Footfall in UK retail destinations rose by +4.9% last week from the week before, with rises of +6.9% in high streets and +4.8% in shopping centres versus just +0.8% in retail parks. Footfall across all retail destinations rose by an average of +3.9% from Sunday to Friday from the week before, however this rose to +8.2% over the August bank holiday weekend as shoppers made the most of the long weekend ahead of back to school this week.
However, despite the bank holiday weekend uplift in footfall, there was a sharp dip of -11.7% on bank holiday Monday, the latest numbers from Springboard show. A large proportion of this decline came from shopping centres where footfall declined by -10.8%, but rising by +4.5% in retail parks as shoppers headed to food stores to restock on household essentials.
Over the course of the week, the largest uplift occurred in high streets, where the increase from the week before averaged +5% from Sunday to Friday and then +14.8% on Saturday and Sunday. In shopping centres, the increase between Sunday to Friday was similar to that in high streets, however, over the bank holiday weekend they did not fare as well with a more modest increase that averaged
+5.3%. In coastal towns footfall rose by +19.8% over the bank holiday weekend, and by +20.1% in historic towns.
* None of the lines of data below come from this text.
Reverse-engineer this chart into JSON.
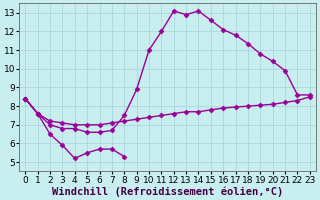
{
  "title": "",
  "xlabel": "Windchill (Refroidissement éolien,°C)",
  "ylabel": "",
  "bg_color": "#c8eef0",
  "grid_color": "#a8d8dc",
  "line_color": "#990099",
  "xlim": [
    -0.5,
    23.5
  ],
  "ylim": [
    4.5,
    13.5
  ],
  "xticks": [
    0,
    1,
    2,
    3,
    4,
    5,
    6,
    7,
    8,
    9,
    10,
    11,
    12,
    13,
    14,
    15,
    16,
    17,
    18,
    19,
    20,
    21,
    22,
    23
  ],
  "yticks": [
    5,
    6,
    7,
    8,
    9,
    10,
    11,
    12,
    13
  ],
  "curve1_x": [
    0,
    1,
    2,
    3,
    4,
    5,
    6,
    7,
    8
  ],
  "curve1_y": [
    8.4,
    7.6,
    6.5,
    5.9,
    5.2,
    5.5,
    5.7,
    5.7,
    5.3
  ],
  "curve2_x": [
    0,
    1,
    2,
    3,
    4,
    5,
    6,
    7,
    8,
    9,
    10,
    11,
    12,
    13,
    14,
    15,
    16,
    17,
    18,
    19,
    20,
    21,
    22,
    23
  ],
  "curve2_y": [
    8.4,
    7.6,
    7.0,
    6.8,
    6.8,
    6.6,
    6.6,
    6.7,
    7.5,
    8.9,
    11.0,
    12.0,
    13.1,
    12.9,
    13.1,
    12.6,
    12.1,
    11.8,
    11.35,
    10.8,
    10.4,
    9.9,
    8.6,
    8.6
  ],
  "curve3_x": [
    0,
    1,
    2,
    3,
    4,
    5,
    6,
    7,
    8,
    9,
    10,
    11,
    12,
    13,
    14,
    15,
    16,
    17,
    18,
    19,
    20,
    21,
    22,
    23
  ],
  "curve3_y": [
    8.4,
    7.6,
    7.2,
    7.1,
    7.0,
    7.0,
    7.0,
    7.1,
    7.2,
    7.3,
    7.4,
    7.5,
    7.6,
    7.7,
    7.7,
    7.8,
    7.9,
    7.95,
    8.0,
    8.05,
    8.1,
    8.2,
    8.3,
    8.5
  ],
  "xlabel_fontsize": 7.5,
  "tick_fontsize": 6.5,
  "marker": "D",
  "marker_size": 2.5,
  "linewidth": 1.0
}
Footfall last week was +14.2% higher than in the same week in 2020, and +23.4% higher in high streets, demonstrating how much better bricks and mortar retail performed compared with August bank holiday last year. In contrast, the gains made by retail parks and shopping centres last week from 2020 were far more modest, with footfall +3.2% higher than the 2020 level in retail parks and +5.7% higher in shopping centres. The strengthening of retail is reflected in the comparison with 2019, with the gap across all retail destinations last week from 2019 at -16.3%.
Diane Wehrle, Insights Director at Springboard comments: “In the final week of the school summer holiday period, footfall across UK retail destinations continued to rise from the week before, although the increase was wholly driven by high streets and shopping centres, rather than retail parks.”
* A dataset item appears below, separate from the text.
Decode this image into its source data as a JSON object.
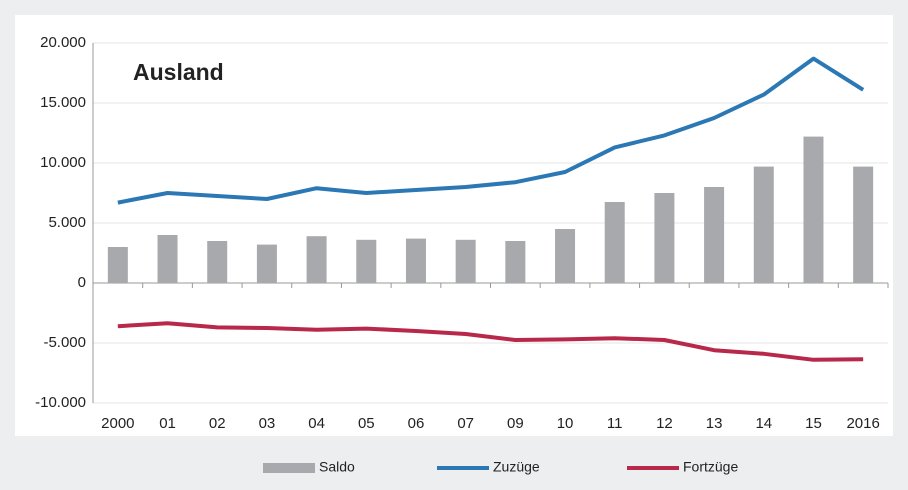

She continues: “Footfall rose on each day of the week, with larger rises occurring each day from Friday onwards. Over the bank holiday weekend, the increase in footfall in high streets from the previous week was three times as great as the average over the preceding six days from Sunday to Friday, and in shopping centres it was twice as great. In contrast, in retail parks footfall declined over the bank holiday weekend from the week before. The bank holiday weekend was particularly positive for towns that appeal to both day and overnight visitors such as coastal and historic towns, demonstrating the significance of staycations this year.”
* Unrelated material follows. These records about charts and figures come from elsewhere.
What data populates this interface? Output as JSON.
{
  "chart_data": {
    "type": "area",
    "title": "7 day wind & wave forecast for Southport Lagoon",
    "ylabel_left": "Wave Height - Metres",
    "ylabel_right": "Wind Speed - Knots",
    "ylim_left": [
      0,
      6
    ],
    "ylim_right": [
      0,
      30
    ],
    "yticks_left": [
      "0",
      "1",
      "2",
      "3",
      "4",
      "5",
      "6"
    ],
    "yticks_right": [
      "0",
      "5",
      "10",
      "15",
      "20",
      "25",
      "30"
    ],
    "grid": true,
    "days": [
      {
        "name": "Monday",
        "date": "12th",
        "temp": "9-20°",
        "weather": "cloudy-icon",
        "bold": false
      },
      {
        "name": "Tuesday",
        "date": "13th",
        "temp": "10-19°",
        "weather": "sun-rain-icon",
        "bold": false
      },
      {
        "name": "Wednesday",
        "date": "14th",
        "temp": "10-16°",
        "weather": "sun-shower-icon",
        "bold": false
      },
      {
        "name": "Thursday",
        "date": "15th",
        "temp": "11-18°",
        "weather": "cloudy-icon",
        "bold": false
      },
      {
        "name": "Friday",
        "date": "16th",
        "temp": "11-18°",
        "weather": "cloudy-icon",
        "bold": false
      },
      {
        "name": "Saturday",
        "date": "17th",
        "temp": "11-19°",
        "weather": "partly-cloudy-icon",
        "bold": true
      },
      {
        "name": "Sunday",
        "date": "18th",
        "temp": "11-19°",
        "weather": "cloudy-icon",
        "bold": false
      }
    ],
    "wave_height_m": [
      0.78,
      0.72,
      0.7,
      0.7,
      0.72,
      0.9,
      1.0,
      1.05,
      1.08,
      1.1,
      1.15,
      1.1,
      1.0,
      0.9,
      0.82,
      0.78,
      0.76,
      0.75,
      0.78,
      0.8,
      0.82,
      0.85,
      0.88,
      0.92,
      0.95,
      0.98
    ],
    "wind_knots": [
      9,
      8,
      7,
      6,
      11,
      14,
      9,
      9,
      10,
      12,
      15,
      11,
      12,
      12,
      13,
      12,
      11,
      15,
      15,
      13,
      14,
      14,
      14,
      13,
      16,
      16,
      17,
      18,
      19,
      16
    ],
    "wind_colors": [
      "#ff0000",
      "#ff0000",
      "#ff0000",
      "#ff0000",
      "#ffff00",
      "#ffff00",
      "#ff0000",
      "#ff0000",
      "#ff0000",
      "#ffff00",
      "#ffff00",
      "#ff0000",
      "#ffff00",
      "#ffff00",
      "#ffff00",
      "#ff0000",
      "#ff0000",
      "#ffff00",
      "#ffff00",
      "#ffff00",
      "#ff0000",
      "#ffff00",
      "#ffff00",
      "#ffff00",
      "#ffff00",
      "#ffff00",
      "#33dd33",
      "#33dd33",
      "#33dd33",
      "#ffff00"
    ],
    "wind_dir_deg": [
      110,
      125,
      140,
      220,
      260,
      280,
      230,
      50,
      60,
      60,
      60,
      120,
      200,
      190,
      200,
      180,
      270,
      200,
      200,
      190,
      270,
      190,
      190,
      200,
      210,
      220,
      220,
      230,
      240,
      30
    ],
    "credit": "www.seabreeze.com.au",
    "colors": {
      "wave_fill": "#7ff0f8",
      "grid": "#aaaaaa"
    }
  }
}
Wehrle adds: “Bank Holiday Monday was clearly a transfer day for many and an opportunity to restock on food and household essentials, as footfall declined from the previous Monday in both high streets and shopping centres whilst it rose in retail parks, undoubtedly driven by the presence of food stores.”
She concludes: “The positive news for bricks and mortar retail destinations is that footfall last week was noticeably higher than in the same week in 2020 when the August bank holiday also occurred, particularly in high streets; and the gap from 2019 was the smallest of any week since the start of the pandemic in March 2020.”